Dry ice granules are approx. -78.5 °C cold or rounded up: 80 degrees minus. Compressed air is important for dry ice blasting.
The company 80GradMinus blasts at 10 bar pressure at 10 m³ of air per minute. This is about 15 times as much as a large workshop compressor.
The compressor has a truck diesel engine and has 110 kW (150 hp). That is why it is also difficult to find a site that is electrically large enough to connect an electric compressor.

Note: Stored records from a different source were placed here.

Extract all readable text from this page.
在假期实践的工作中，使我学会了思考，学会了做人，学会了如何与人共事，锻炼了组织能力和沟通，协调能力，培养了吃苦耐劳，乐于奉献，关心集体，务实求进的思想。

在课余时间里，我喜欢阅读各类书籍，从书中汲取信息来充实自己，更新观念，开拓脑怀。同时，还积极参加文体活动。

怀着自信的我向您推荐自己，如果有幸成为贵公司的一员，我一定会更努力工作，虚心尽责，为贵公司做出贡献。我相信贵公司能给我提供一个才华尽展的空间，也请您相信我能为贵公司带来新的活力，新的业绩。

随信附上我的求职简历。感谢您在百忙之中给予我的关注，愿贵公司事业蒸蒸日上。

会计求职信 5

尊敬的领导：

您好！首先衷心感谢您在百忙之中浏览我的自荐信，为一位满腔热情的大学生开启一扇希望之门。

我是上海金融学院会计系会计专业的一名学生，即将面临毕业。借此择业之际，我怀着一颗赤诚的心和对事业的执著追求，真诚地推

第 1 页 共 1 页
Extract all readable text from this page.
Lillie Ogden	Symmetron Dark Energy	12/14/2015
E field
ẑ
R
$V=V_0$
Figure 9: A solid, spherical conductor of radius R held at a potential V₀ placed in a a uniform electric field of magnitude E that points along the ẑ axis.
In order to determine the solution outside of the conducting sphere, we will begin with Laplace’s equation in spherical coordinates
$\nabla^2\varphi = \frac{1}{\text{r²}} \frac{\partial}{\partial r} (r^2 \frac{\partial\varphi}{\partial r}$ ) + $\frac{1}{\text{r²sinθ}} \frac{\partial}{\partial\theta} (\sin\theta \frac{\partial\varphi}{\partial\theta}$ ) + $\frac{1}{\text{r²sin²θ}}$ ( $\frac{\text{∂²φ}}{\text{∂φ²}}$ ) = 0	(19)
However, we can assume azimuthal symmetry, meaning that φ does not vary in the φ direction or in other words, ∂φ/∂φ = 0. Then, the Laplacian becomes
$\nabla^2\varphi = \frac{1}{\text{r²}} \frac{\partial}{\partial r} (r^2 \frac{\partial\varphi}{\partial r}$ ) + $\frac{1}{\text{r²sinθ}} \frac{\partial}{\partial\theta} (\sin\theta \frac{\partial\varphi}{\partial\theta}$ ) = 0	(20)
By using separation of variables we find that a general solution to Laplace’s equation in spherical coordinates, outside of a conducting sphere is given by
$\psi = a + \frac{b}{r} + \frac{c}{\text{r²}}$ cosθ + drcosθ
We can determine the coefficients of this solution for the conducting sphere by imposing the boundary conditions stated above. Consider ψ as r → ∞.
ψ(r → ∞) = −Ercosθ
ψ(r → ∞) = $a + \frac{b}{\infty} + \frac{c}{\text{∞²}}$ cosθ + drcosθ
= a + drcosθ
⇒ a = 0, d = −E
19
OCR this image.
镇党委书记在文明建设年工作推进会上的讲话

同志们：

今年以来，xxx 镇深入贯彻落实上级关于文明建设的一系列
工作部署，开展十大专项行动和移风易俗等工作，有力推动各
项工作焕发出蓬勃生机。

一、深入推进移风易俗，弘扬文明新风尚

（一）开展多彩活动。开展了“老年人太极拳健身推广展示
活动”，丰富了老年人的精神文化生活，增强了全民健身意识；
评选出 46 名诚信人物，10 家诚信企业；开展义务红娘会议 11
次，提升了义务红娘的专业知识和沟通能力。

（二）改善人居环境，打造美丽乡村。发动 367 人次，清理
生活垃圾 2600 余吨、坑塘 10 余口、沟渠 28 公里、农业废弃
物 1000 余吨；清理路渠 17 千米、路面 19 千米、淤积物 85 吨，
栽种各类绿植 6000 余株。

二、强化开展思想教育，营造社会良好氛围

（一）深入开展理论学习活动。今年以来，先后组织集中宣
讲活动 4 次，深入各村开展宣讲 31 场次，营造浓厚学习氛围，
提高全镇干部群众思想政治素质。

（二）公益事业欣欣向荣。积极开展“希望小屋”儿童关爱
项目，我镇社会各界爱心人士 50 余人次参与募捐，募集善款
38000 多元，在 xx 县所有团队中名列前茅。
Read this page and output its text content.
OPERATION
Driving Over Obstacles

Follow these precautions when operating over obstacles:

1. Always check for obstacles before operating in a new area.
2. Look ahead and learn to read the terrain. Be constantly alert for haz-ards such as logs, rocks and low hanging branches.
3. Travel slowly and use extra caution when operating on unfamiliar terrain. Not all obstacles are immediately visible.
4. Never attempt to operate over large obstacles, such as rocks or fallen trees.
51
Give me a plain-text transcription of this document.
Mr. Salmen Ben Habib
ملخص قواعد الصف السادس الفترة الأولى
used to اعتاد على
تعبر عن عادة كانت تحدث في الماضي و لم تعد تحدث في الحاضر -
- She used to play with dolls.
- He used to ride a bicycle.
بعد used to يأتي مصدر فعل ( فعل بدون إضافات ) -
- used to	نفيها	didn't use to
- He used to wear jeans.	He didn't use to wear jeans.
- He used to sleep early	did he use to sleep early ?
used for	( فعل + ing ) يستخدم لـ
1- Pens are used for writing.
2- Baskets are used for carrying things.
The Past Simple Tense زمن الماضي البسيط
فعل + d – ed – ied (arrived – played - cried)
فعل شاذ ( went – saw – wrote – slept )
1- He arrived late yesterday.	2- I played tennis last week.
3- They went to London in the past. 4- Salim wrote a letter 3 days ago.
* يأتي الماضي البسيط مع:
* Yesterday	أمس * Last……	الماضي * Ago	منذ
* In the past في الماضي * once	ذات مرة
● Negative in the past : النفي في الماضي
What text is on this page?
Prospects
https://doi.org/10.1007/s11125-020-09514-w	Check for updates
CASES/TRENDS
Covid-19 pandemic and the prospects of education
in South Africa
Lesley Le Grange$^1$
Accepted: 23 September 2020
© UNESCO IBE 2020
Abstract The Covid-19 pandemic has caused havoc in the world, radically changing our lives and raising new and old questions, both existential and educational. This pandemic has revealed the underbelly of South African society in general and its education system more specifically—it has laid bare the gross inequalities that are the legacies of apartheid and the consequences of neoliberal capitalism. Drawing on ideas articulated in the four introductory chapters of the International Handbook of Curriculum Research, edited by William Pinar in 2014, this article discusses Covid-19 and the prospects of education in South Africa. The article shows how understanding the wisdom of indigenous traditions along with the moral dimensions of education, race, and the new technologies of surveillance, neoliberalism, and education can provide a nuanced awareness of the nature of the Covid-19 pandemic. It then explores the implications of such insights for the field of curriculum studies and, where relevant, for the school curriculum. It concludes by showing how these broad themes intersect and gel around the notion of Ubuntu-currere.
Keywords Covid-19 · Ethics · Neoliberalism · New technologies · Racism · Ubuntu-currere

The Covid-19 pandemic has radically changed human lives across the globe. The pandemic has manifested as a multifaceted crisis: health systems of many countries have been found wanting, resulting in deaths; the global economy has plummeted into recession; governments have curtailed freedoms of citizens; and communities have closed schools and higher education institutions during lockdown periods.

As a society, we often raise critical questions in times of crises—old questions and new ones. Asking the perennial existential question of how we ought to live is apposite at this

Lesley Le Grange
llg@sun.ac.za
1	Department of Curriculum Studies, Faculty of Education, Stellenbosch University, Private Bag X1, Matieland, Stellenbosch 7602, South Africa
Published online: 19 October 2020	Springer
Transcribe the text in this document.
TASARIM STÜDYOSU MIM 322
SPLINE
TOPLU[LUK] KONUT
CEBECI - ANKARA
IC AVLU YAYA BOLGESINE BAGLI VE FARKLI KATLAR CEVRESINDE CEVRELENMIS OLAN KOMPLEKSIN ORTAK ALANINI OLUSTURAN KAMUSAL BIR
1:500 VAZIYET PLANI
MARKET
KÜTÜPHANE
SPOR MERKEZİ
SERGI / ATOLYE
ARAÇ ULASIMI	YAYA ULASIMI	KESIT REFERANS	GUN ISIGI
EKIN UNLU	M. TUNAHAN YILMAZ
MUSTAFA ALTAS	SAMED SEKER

The success of the blasting process is based on several circumstances:
The pellets are accelerated to a speed of approx. 400 m/s (over 1,400 km/h!) with a special blasting machine. This also explains the deafening noise that is generated during blasting. When the pellets (-78.5 °C) hit the object to be blasted (approx. 20 °C), a punctual thermal shock with temperature differences of up to 100 °C occurs.
Consequence: The coating to be removed contracts abruptly, becomes brittle and cracked. The subsequent pellets penetrate these cracks and release their kinetic energy, whereby the dry ice here immediately changes from a solid aggregate state to a gaseous one (sublimates) and increases its volume by a factor of 700 to 1,000. Submerged dirt is literally "blasted away". Underlying surfaces are not abrasively damaged because the pellets have only a low hardness of about 2 Mohs, similar to gypsum. Tooth enamel has approx. 5 Mohs, diamond 10 Mohs.
The focus here is on the removal of bituminous coatings (underbody protection), gentle paint stripping, engine cleaning, cleaning and degreasing of moving components and much more.
Dry ice blasting is highly environmentally compatible. The necessary CO2 is either obtained as a waste product in industry or it is extracted from the atmosphere with little energy input. Dry ice blasting does not add more CO2 to the atmosphere than was previously extracted from it.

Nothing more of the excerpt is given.